In total, 9 features, air temperature (T_a, °C), relative humidity (RH, %), solar radiation (SR, W m⁻²), leaf temperature (T_L, °C), leaf wetness in young leaves (Lw_up, %), leaf wetness in mature leaves (Lw_dn, %), photochemical reflectance index (PRI), photosynthesis rate (P_s, μmol m⁻² s⁻¹), and crop water stress index (CWSI), were added to the model in order to show three outputs (LTS, LWS, and NoS).

In the current research, the CWSI developed by Jackson et al. [4] was calculated. The methodology followed in the current research was described in Baille et al. [5]. The calibration procedure of the remote PRI sensor and the P_s calculation was presented in Elvanidi & Katsoulas [6]. The resulting data sample was of 10,763 values.

In order to obtain high performance in greenhouse data, a series of ML algorithms, such as gradient boosting (GB), multilayer perceptron (MLP), and other artificial neural network algorithms, were examined.

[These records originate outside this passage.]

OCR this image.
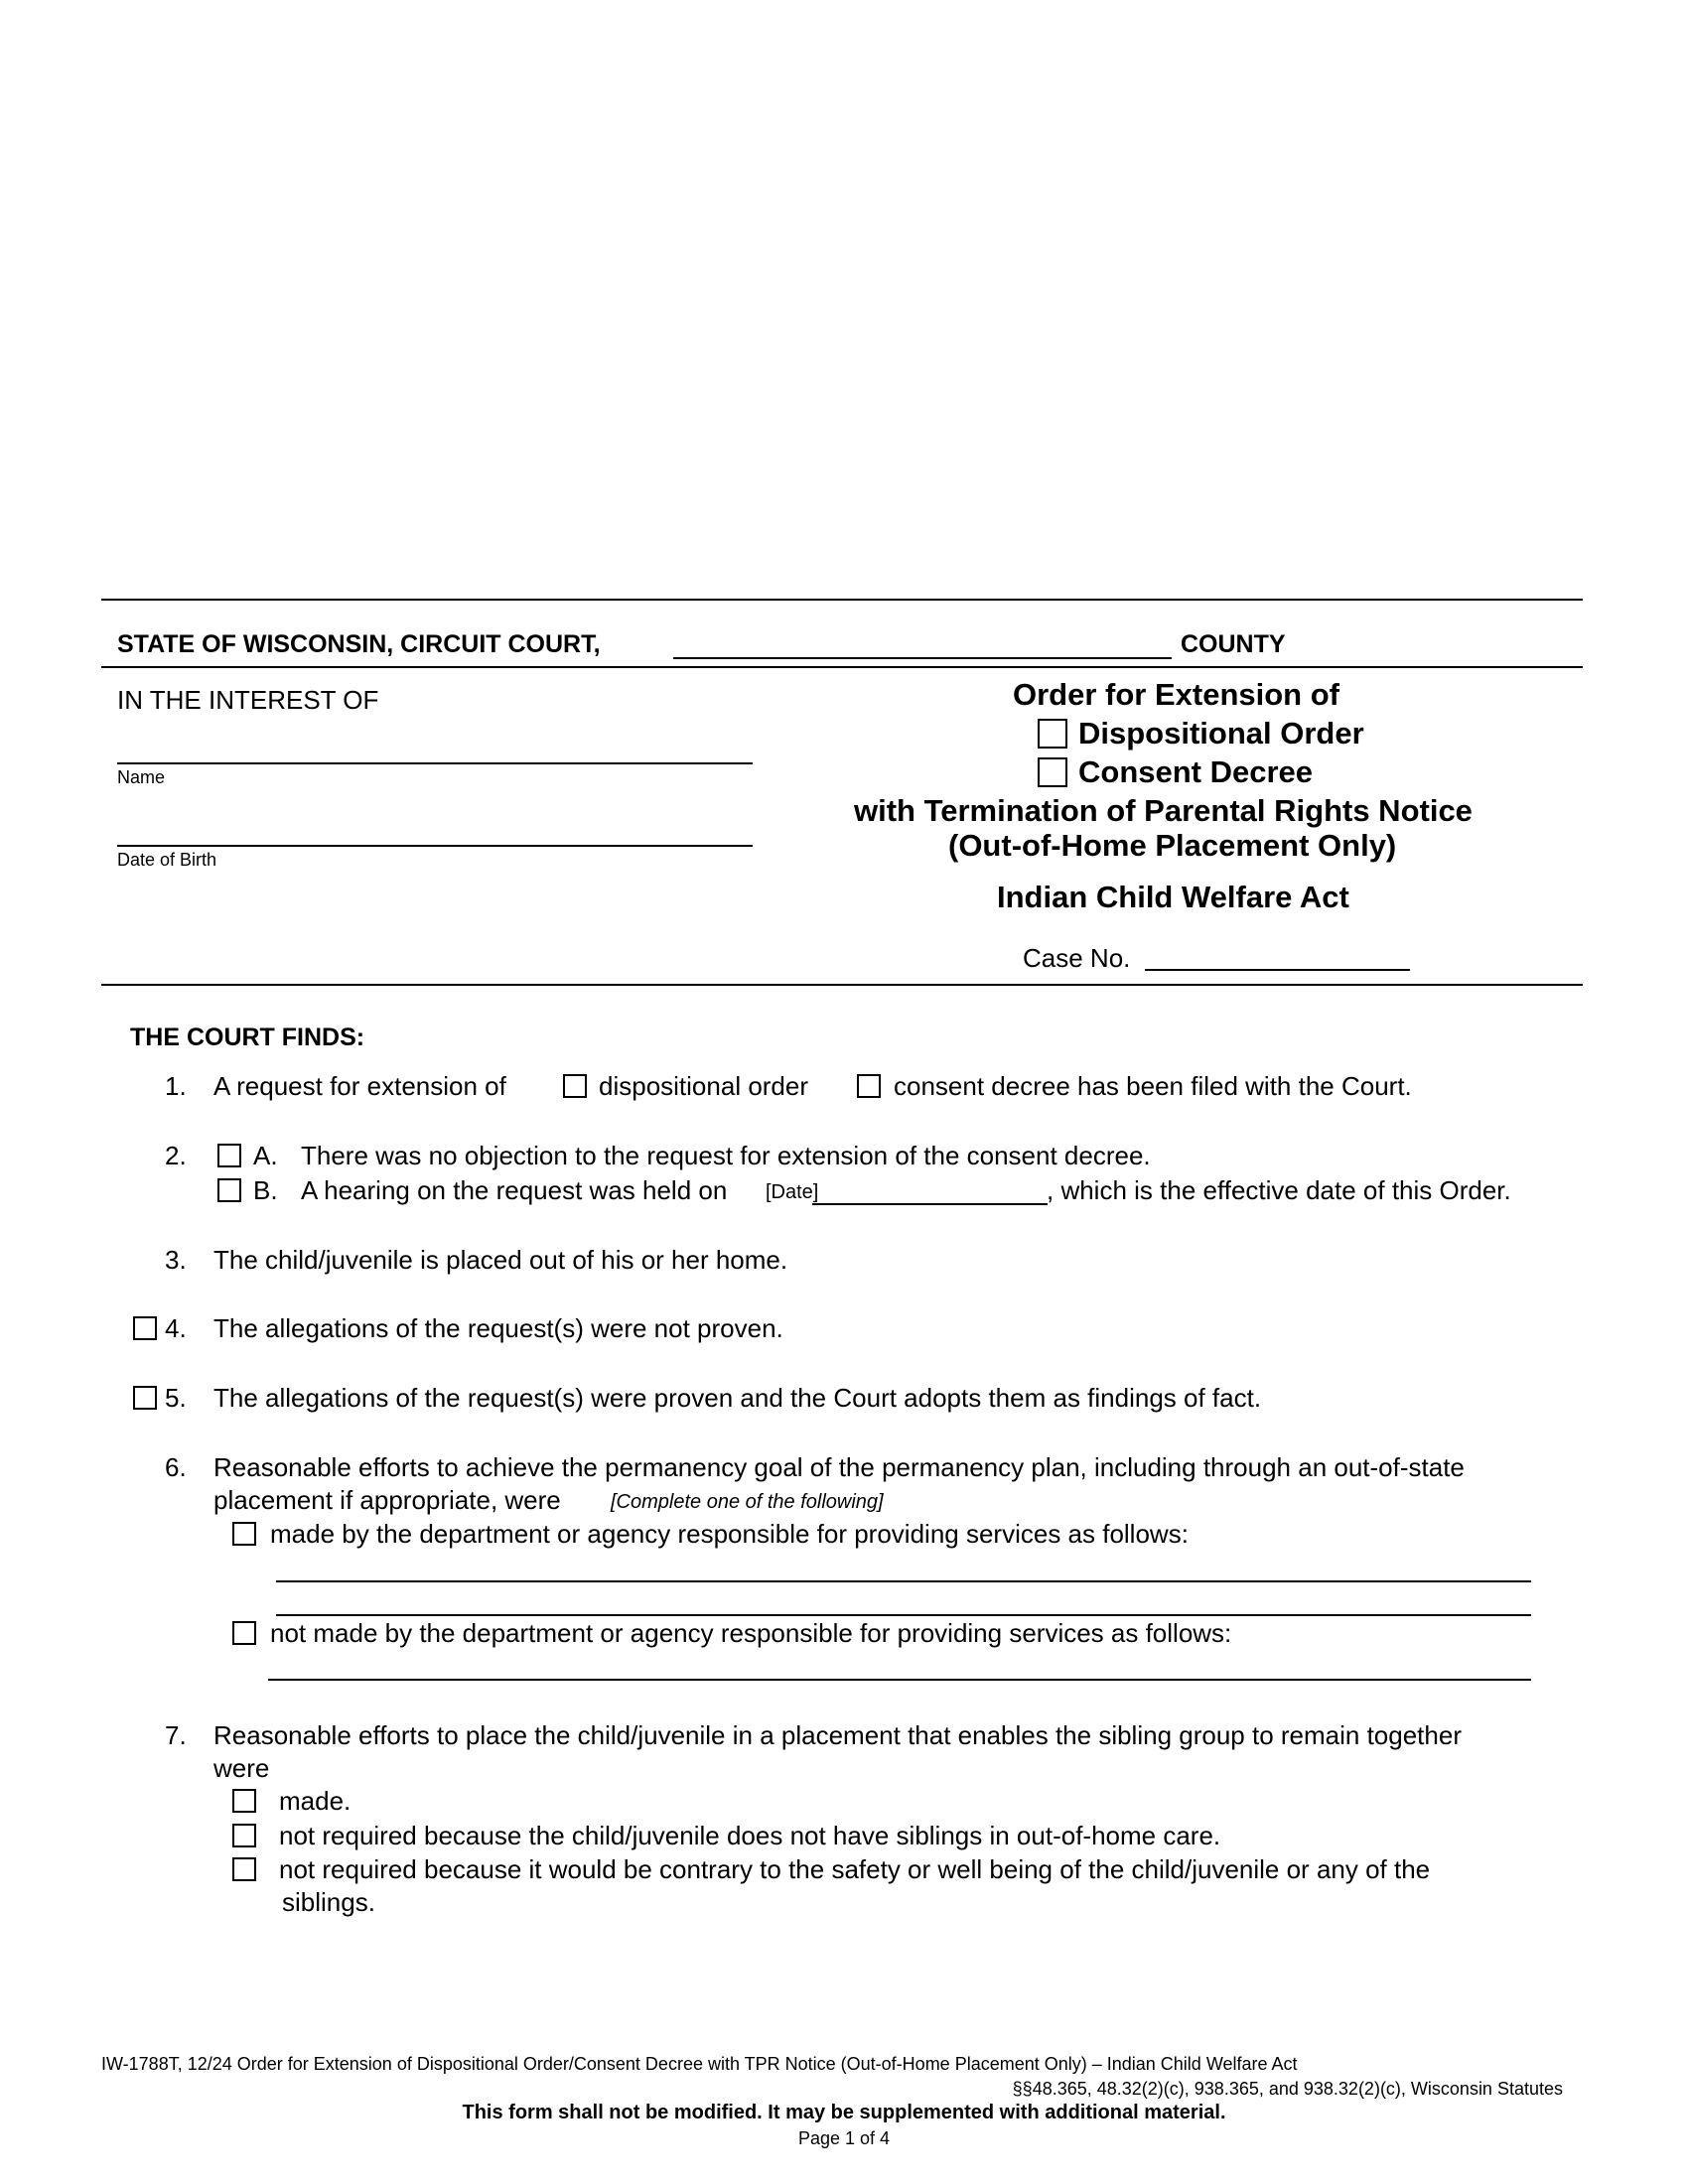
STATE OF WISCONSIN, CIRCUIT COURT,	COUNTY
IN THE INTEREST OF
Name
Date of Birth
Order for Extension of
Dispositional Order
Consent Decree
with Termination of Parental Rights Notice
(Out-of-Home Placement Only)
Indian Child Welfare Act
Case No.
THE COURT FINDS:
1. A request for extension of	dispositional order	consent decree has been filed with the Court.
2.	A. There was no objection to the request for extension of the consent decree.
B. A hearing on the request was held on [Date]	, which is the effective date of this Order.
3. The child/juvenile is placed out of his or her home.
4. The allegations of the request(s) were not proven.
5. The allegations of the request(s) were proven and the Court adopts them as findings of fact.
6. Reasonable efforts to achieve the permanency goal of the permanency plan, including through an out-of-state
placement if appropriate, were	[Complete one of the following]
made by the department or agency responsible for providing services as follows:
not made by the department or agency responsible for providing services as follows:
7. Reasonable efforts to place the child/juvenile in a placement that enables the sibling group to remain together
were
made.
not required because the child/juvenile does not have siblings in out-of-home care.
not required because it would be contrary to the safety or well being of the child/juvenile or any of the
siblings.
IW-1788T, 12/24 Order for Extension of Dispositional Order/Consent Decree with TPR Notice (Out-of-Home Placement Only) – Indian Child Welfare Act
§§48.365, 48.32(2)(c), 938.365, and 938.32(2)(c), Wisconsin Statutes
This form shall not be modified. It may be supplemented with additional material.
Page 1 of 4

Among the algorithms, the GB technique corresponded more sufficiently in the studied tested sample where the measurable parameters were defined as distinct and not as time-series. The GB modeling part of the ensemble learning algorithms that rely on a collective decision from inefficient prediction models is called decision trees.

In the model, a list of hyperparameters were used (learning rate, number of estimators, max tree depth, max features). The cross-validation process was repeated 50 times. The methodology was followed in the current research and described in Friedman et al. [7], Khan et al. [8], and Karamoutsou [9].

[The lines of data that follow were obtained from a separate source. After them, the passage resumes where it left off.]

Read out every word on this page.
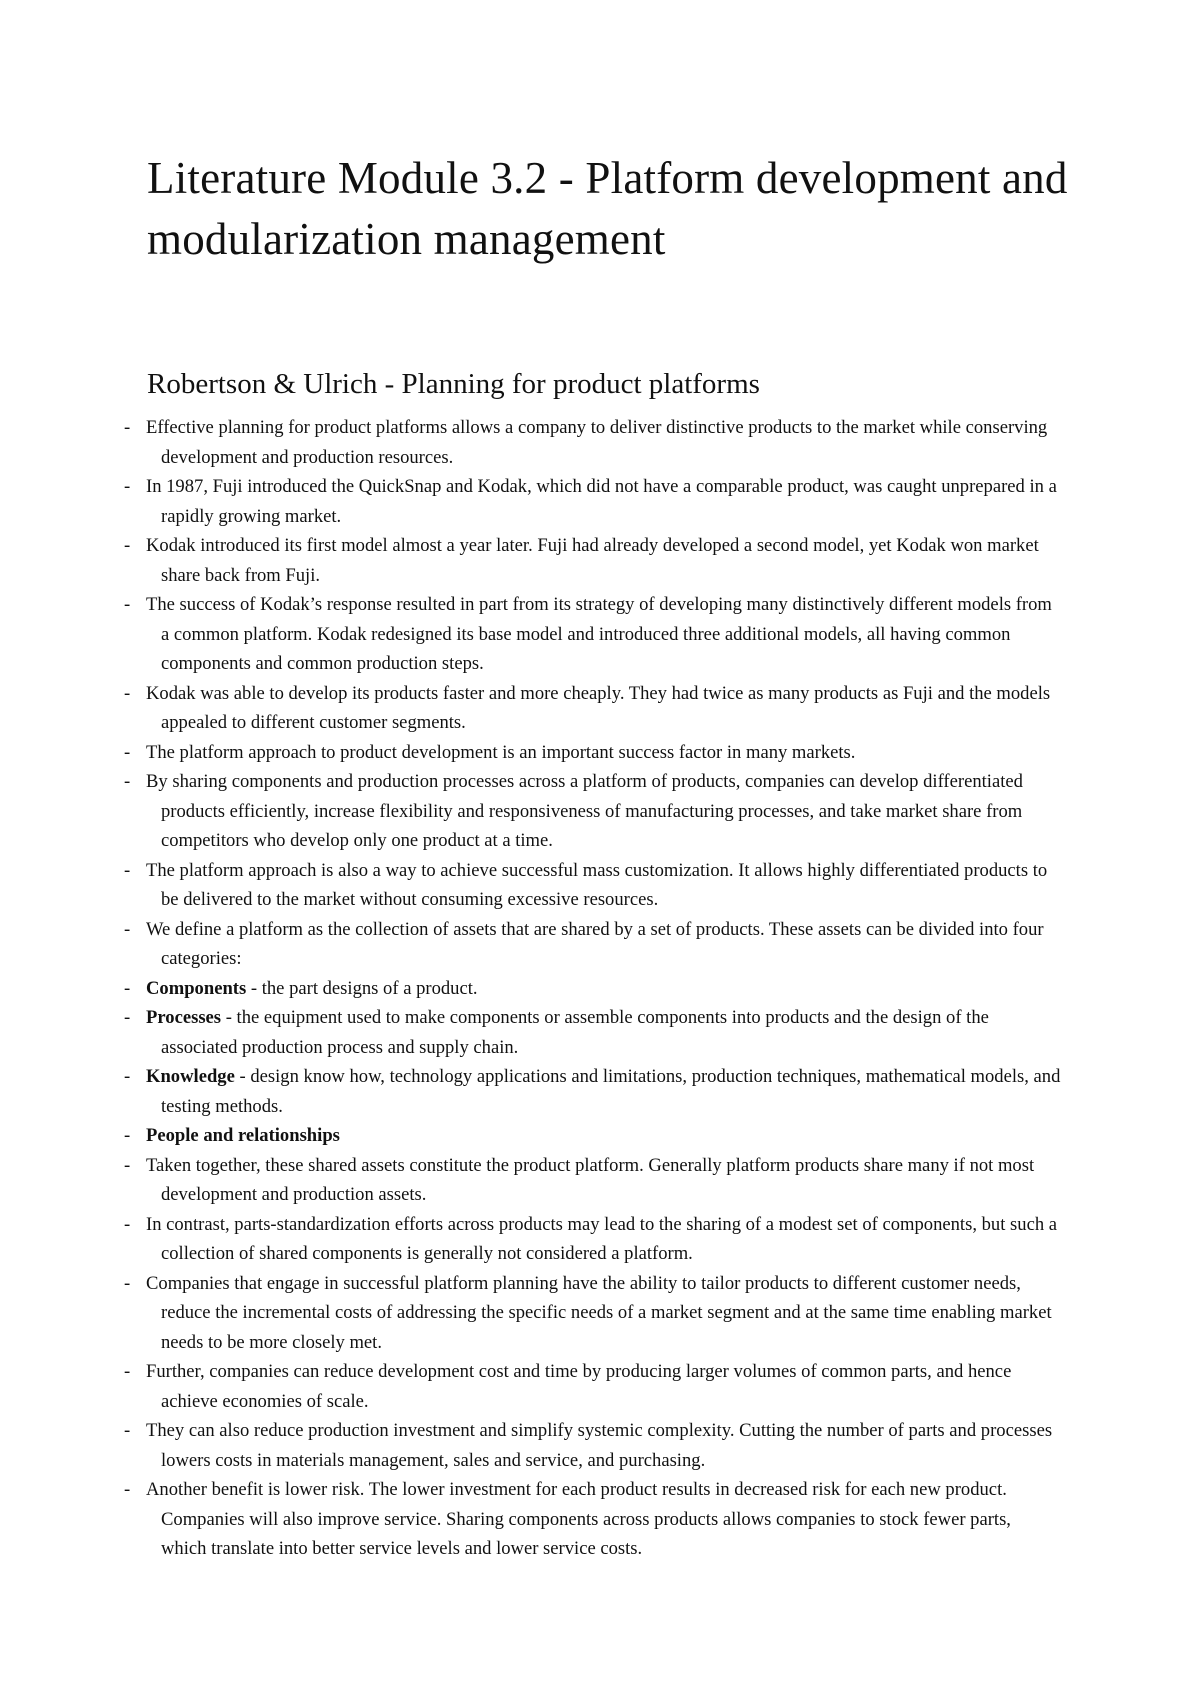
Literature Module 3.2 - Platform development and modularization management
Robertson & Ulrich - Planning for product platforms
- Effective planning for product platforms allows a company to deliver distinctive products to the market while conserving development and production resources.
- In 1987, Fuji introduced the QuickSnap and Kodak, which did not have a comparable product, was caught unprepared in a rapidly growing market.
- Kodak introduced its first model almost a year later. Fuji had already developed a second model, yet Kodak won market share back from Fuji.
- The success of Kodak’s response resulted in part from its strategy of developing many distinctively different models from a common platform. Kodak redesigned its base model and introduced three additional models, all having common components and common production steps.
- Kodak was able to develop its products faster and more cheaply. They had twice as many products as Fuji and the models appealed to different customer segments.
- The platform approach to product development is an important success factor in many markets.
- By sharing components and production processes across a platform of products, companies can develop differentiated products efficiently, increase flexibility and responsiveness of manufacturing processes, and take market share from competitors who develop only one product at a time.
- The platform approach is also a way to achieve successful mass customization. It allows highly differentiated products to be delivered to the market without consuming excessive resources.
- We define a platform as the collection of assets that are shared by a set of products. These assets can be divided into four categories:
- Components - the part designs of a product.
- Processes - the equipment used to make components or assemble components into products and the design of the associated production process and supply chain.
- Knowledge - design know how, technology applications and limitations, production techniques, mathematical models, and testing methods.
- People and relationships
- Taken together, these shared assets constitute the product platform. Generally platform products share many if not most development and production assets.
- In contrast, parts-standardization efforts across products may lead to the sharing of a modest set of components, but such a collection of shared components is generally not considered a platform.
- Companies that engage in successful platform planning have the ability to tailor products to different customer needs, reduce the incremental costs of addressing the specific needs of a market segment and at the same time enabling market needs to be more closely met.
- Further, companies can reduce development cost and time by producing larger volumes of common parts, and hence achieve economies of scale.
- They can also reduce production investment and simplify systemic complexity. Cutting the number of parts and processes lowers costs in materials management, sales and service, and purchasing.
- Another benefit is lower risk. The lower investment for each product results in decreased risk for each new product. Companies will also improve service. Sharing components across products allows companies to stock fewer parts, which translate into better service levels and lower service costs.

The dataset was divided into two parts: one for training validation (80%; 8610) and a second for testing (20%; 2152). All steps, learning, and classification were written in Python. For machine learning, the Python ML Scikit-learn [10] library and the Spyder environment were used.

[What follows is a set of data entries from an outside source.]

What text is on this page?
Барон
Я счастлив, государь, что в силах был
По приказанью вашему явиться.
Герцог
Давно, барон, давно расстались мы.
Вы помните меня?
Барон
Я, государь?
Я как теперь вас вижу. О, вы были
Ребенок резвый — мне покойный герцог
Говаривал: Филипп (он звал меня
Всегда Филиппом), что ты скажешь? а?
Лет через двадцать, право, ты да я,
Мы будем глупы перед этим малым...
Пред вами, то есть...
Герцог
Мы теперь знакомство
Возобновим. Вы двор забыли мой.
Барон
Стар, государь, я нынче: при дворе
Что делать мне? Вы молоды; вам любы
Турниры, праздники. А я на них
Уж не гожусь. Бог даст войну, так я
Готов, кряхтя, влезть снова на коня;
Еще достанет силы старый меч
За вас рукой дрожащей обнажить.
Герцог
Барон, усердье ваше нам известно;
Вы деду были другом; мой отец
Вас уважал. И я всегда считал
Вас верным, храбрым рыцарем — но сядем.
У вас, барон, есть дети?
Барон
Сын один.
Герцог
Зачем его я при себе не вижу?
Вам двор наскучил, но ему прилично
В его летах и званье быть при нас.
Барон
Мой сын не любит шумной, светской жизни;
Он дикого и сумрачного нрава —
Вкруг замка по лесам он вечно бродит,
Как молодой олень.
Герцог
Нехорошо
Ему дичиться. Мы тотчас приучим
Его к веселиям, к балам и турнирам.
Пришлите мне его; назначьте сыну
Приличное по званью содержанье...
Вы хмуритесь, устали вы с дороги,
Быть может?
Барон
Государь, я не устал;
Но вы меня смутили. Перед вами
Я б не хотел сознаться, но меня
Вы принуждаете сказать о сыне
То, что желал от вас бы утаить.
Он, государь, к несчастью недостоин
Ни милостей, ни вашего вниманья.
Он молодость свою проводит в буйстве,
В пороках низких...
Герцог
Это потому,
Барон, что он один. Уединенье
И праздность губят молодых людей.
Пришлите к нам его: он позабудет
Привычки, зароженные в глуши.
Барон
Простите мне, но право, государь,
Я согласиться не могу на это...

The statistical criteria involved the accuracy (1), positive predictive values (PPV or precision) (2), sensitivity (or recall) (3), and F1 (F1-score) (4) (where P is the number of real positive cases in the data and N is the number of real negative cases in the data):

Accuracy = TP + TN/(P + N)

(1)

Precision = TP/(TP + FP)

(2)

Sensitivity = TP/(TP + FN)

(3)

F1 = 2 (Precision * Sensitivity)/(Precision + Sensitivity)

(4)

3. Results

During the training procedure, the optimum rates of each hyperparameter were defined.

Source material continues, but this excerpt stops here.